"Até quando vamos admitir que o agressor seja herdeiro da vítima?"

Direito
"Até quando vamos admitir que o agressor seja herdeiro da vítima?"
Segunda-feira, 10 de Outubro de 2022 in ECO - Economia Online

Artigo de opinião por Maria Paula Ribeiro de Faria, docente da Escola do Porto da Faculdade de Direito da Universidade Católica.
Não é excesso punitivo retirar os direitos sucessórios a quem foi condenado pelo crime de violação de alimentos ou pelo crime de violência doméstica contra o autor da sucessão.

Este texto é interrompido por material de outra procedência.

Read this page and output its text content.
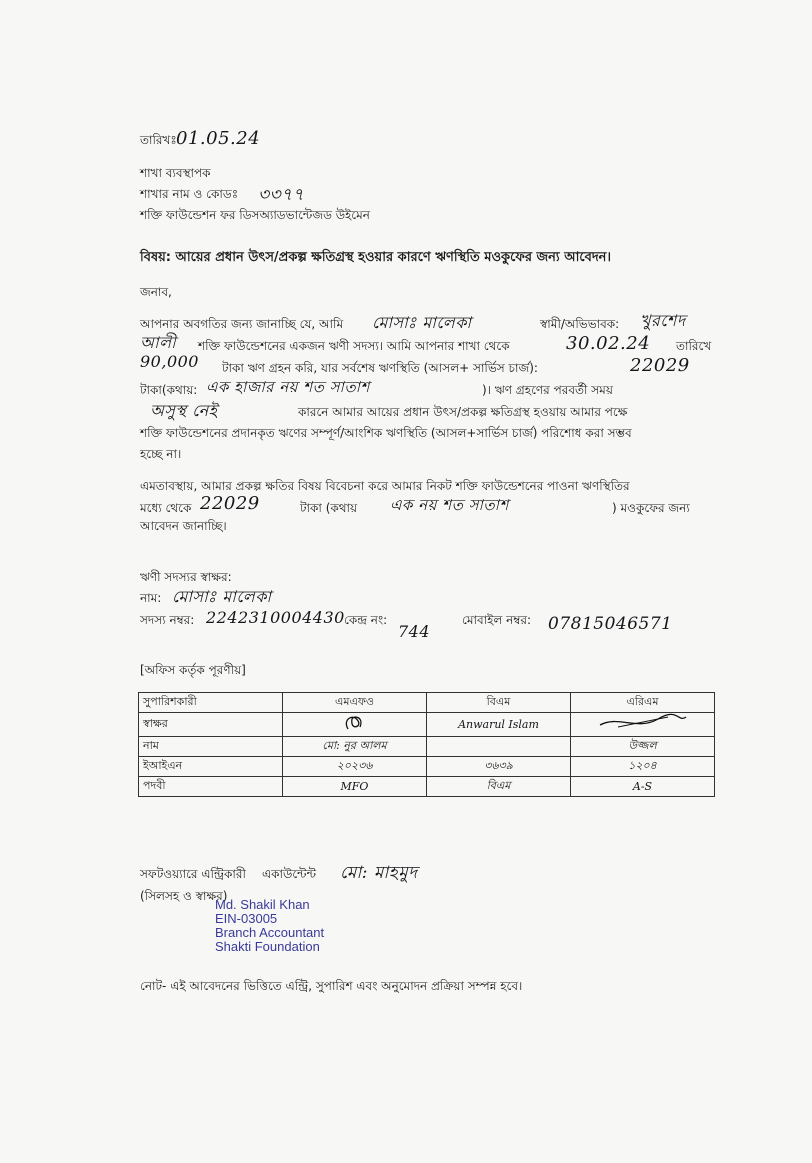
তারিখঃ 01.05.24
শাখা ব্যবস্থাপক
শাখার নাম ও কোডঃ ৩৩৭৭
শক্তি ফাউন্ডেশন ফর ডিসঅ্যাডভান্টেজড উইমেন
বিষয়: আয়ের প্রধান উৎস/প্রকল্প ক্ষতিগ্রস্থ হওয়ার কারণে ঋণস্থিতি মওকুফের জন্য আবেদন।
জনাব,
আপনার অবগতির জন্য জানাচ্ছি যে, আমি মোসাঃ মালেকা	স্বামী/অভিভাবক: খুরশেদ
আলী শক্তি ফাউন্ডেশনের একজন ঋণী সদস্য। আমি আপনার শাখা থেকে	30.02.24 তারিখে
90,000 টাকা ঋণ গ্রহন করি, যার সর্বশেষ ঋণস্থিতি (আসল+ সার্ভিস চার্জ):	22029
টাকা(কথায়: এক হাজার নয় শত সাতাশ	)। ঋণ গ্রহণের পরবর্তী সময়
অসুস্থ নেই	কারনে আমার আয়ের প্রধান উৎস/প্রকল্প ক্ষতিগ্রস্থ হওয়ায় আমার পক্ষে
শক্তি ফাউন্ডেশনের প্রদানকৃত ঋণের সম্পূর্ণ/আংশিক ঋণস্থিতি (আসল+সার্ভিস চার্জ) পরিশোধ করা সম্ভব
হচ্ছে না।
এমতাবস্থায়, আমার প্রকল্প ক্ষতির বিষয় বিবেচনা করে আমার নিকট শক্তি ফাউন্ডেশনের পাওনা ঋণস্থিতির
মধ্যে থেকে 22029	টাকা (কথায় এক নয় শত সাতাশ	) মওকুফের জন্য
আবেদন জানাচ্ছি।
ঋণী সদস্যর স্বাক্ষর:
নাম: মোসাঃ মালেকা
সদস্য নম্বর: 2242310004430 কেন্দ্র নং:
744
মোবাইল নম্বর: 07815046571
[অফিস কর্তৃক পূরণীয়]
সুপারিশকারী	এমএফও	বিএম	এরিএম
স্বাক্ষর		Anwarul Islam	
নাম	মো: নুর আলম		উজ্জল
ইআইএন	২০২৩৬	৩৬৩৯	১২০৪
পদবী	MFO	বিএম	A-S
সফটওয়্যারে এন্ট্রিকারী একাউন্টেন্ট মো: মাহমুদ
(সিলসহ ও স্বাক্ষর)
Md. Shakil Khan
EIN-03005
Branch Accountant
Shakti Foundation
নোট- এই আবেদনের ভিত্তিতে এন্ট্রি, সুপারিশ এবং অনুমোদন প্রক্রিয়া সম্পন্ন হবে।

o início de 2007, foi instaurada no tribunal de Amares, uma ação destinada a obter a declaração de indignidade sucessória de um pai, que apesar de ter sido condenado pela violação da filha aos catorze anos (que obrigou a abortar quando tinha quinze), de nunca se ter interessado por ela, ou ter provido às suas necessidades básicas, e de constantemente a insultar quando a via, não hesitou em habilitar-se à herança pela sua morte, aos vinte e nove anos, num acidente de viação. Em sua defesa, o réu alegou que a sua conduta não integrava as hipóteses de indignidade sucessória previstas pelo art. 2034º do CC, e que esta norma, pela sua natureza excecional, não podia ser aplicada analogicamente, pelo que nada justificava o afastamento dos seus direitos sucessórios. O caso foi decidido nas várias instâncias em seu desfavor, tendo-se pronunciado no mesmo sentido o Supremo Tribunal de Justiça, que impediu de forma magistral a injustiça que se anunciava, invocando princípios éticos e jurídicos fundamentais, como o princípio da dignidade da pessoa humana, tendo recorrido à figura do abuso do direito e ao art. 334º do CC para concluir que o direito invocado não se encontrava coberto pelo âmbito de proteção da norma. O Tribunal considerou que embora o crime de violação só por si não integre o elenco das causas de indignidade sucessória previstas pelo art. 2034º, não sendo possível aplicar esta norma por analogia dada a sua natureza taxativa, contrariaria a consciência jurídica o reconhecimento do direito do réu a suceder à filha nas circunstâncias concretas do caso. A filha não teve a possibilidade de deserdar o pai, e reconhecer ao réu capacidade sucessória na herança da filha sem nunca se ter arrependido do mal feito, ou ter sido perdoado pela vítima, consistiria em sancionar um intolerável abuso do direito do réu a suceder-lhe: “seria um atentado manifesto aos bons costumes e mesmo ao fim social e económico desse direito, o direito de suceder. E quando os limites assim impostos ao direito são dessa maneira tão manifestamente excedidos, o direito não é, o direito não existe”.